Sergueï PARADJANOV --- Cliquer pour agrandir
Naissance le 9 janvier 1924 à Tbilissi (Géorgie), décès le 21 juillet 1990 à Erevan (Arménie).

Serguei Paradjanov, de son vrai nom Sarkis Paradjanian, est né à Tbilissi, en Géorgie, le 9 janvier 1924, de parents arméniens. De 1942 à 1945, il étudie le chant au conservatoire de musique de sa ville natale. Il s'initie également à la peinture. En 1946, il entre à l'Institut cinématographique d'État, le V.G.I.K., à la section de mise en scène. Élève du réalisateur ukrainien Igor Savtchenko, il est également son assistant pour certains de ses films. Il achève ses études sous la direction de Mikhail Romm en 1952. Cette année-là, il obtint son diplôme de réalisateur, que paraphe Dovjenko.


Un an plus tard, il est assistant de Vladimir Braun sur le film MAXIMKA; puis, dès 1954, il entre aux studios Dovjenko, à Kiev, et réalise plusieurs courts-métrages et trois longs-métrages en langue ukrainienne.


Avec LES CHEVAUX DE FEU (1965), dont son film de fin d'études était déjà l'esquisse, Paradjanov adapte la nouvelle "Les Ombres des ancêtres oubliés", d'un écrivain ukrainien du début du siècle, Mikhail Kotzubinsky. Le film, perçu comme un signe de renouveau dans le classicisme du cinéma soviétique, remporte de nombreuses récompenses internationales, notamment le 1er Prix du Festival de Mar del Plata. Paradoxalement, c'est à cette époque que commencent pour lui les difficultés avec les autorités... peut-être liées avec ses prises de position en faveur d'intellectuels ukrainiens dissidents.

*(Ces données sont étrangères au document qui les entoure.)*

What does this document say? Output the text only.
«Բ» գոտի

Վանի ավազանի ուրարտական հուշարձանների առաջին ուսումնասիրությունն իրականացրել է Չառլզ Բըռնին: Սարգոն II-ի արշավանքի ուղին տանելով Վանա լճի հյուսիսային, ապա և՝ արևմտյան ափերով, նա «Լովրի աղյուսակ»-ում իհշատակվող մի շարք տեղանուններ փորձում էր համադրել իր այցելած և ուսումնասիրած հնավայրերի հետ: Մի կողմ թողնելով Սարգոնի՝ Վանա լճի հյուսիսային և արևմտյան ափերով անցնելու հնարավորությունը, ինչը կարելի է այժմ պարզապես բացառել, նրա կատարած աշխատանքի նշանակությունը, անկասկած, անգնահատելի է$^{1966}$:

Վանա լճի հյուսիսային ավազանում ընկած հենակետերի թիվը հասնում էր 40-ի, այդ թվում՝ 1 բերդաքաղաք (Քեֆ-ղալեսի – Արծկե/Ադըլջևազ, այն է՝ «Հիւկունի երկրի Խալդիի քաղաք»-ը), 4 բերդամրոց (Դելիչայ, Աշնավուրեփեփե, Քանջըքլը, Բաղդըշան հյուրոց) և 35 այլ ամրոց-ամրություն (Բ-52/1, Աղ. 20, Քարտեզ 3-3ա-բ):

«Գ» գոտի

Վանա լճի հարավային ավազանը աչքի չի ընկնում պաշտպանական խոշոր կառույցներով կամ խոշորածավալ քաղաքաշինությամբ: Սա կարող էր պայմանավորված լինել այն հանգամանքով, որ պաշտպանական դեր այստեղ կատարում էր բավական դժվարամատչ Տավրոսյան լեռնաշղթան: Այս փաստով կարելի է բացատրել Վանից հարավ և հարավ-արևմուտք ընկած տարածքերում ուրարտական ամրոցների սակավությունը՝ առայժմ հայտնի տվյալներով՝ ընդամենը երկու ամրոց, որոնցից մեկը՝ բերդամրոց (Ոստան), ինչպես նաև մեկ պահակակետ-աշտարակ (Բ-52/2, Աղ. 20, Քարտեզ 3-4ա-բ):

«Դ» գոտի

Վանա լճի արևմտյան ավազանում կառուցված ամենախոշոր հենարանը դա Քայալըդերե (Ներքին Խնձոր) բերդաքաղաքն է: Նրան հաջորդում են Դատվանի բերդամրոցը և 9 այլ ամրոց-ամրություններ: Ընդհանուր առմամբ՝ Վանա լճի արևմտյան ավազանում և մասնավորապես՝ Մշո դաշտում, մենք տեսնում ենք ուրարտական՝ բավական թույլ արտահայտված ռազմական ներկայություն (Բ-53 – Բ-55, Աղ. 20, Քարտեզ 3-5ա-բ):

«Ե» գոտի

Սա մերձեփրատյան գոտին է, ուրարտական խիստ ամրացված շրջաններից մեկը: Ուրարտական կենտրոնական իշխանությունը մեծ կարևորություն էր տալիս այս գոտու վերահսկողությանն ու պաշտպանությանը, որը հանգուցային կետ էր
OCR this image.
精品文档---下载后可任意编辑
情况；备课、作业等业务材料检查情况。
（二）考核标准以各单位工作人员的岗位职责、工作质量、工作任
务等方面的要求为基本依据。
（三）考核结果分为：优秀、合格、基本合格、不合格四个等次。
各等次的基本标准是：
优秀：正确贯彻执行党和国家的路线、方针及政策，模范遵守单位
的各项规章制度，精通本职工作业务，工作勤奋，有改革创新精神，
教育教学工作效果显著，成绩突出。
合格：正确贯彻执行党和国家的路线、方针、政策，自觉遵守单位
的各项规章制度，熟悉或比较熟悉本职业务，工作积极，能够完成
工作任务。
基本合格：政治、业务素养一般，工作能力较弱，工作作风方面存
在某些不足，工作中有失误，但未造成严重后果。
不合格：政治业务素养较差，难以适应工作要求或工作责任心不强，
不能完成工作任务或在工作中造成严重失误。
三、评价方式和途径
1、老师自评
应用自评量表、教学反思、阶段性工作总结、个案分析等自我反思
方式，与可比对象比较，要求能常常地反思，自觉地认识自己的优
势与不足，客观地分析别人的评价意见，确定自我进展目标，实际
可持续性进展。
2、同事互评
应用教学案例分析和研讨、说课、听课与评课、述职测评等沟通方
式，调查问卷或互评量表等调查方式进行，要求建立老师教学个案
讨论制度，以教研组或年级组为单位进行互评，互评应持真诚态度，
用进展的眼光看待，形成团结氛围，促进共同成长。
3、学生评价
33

En 1968, Serguei Paradjanov s'installe à Erevan et travaille avec la communauté arménienne à la réalisation de SAYAT NOVA, COULEUR DE LA GRENADE. Le film, récit à la fois historique, poétique et baroque, sur la vie du poète arménien du XVIIIe siècle Sayat Nova, est très vite retiré de l'affiche en raison de son anticonformisme, esthétique, loin du réalisme socialiste de rigueur, et idéologique, les allusions au nationalisme arménien étant par trop évidentes. Dès la sortie de son œuvre en 1969, Paradjanov est pratiquement condamné au chômage; ses différents projets sont, soit refusés, soit interdits.


Remontée par Youtkevitch, une nouvelle version, censurée, est présentée à Moscou en 1971... pour être retirée après deux semaines d'exploitation ! De graves ennuis attendent alors le cinéaste.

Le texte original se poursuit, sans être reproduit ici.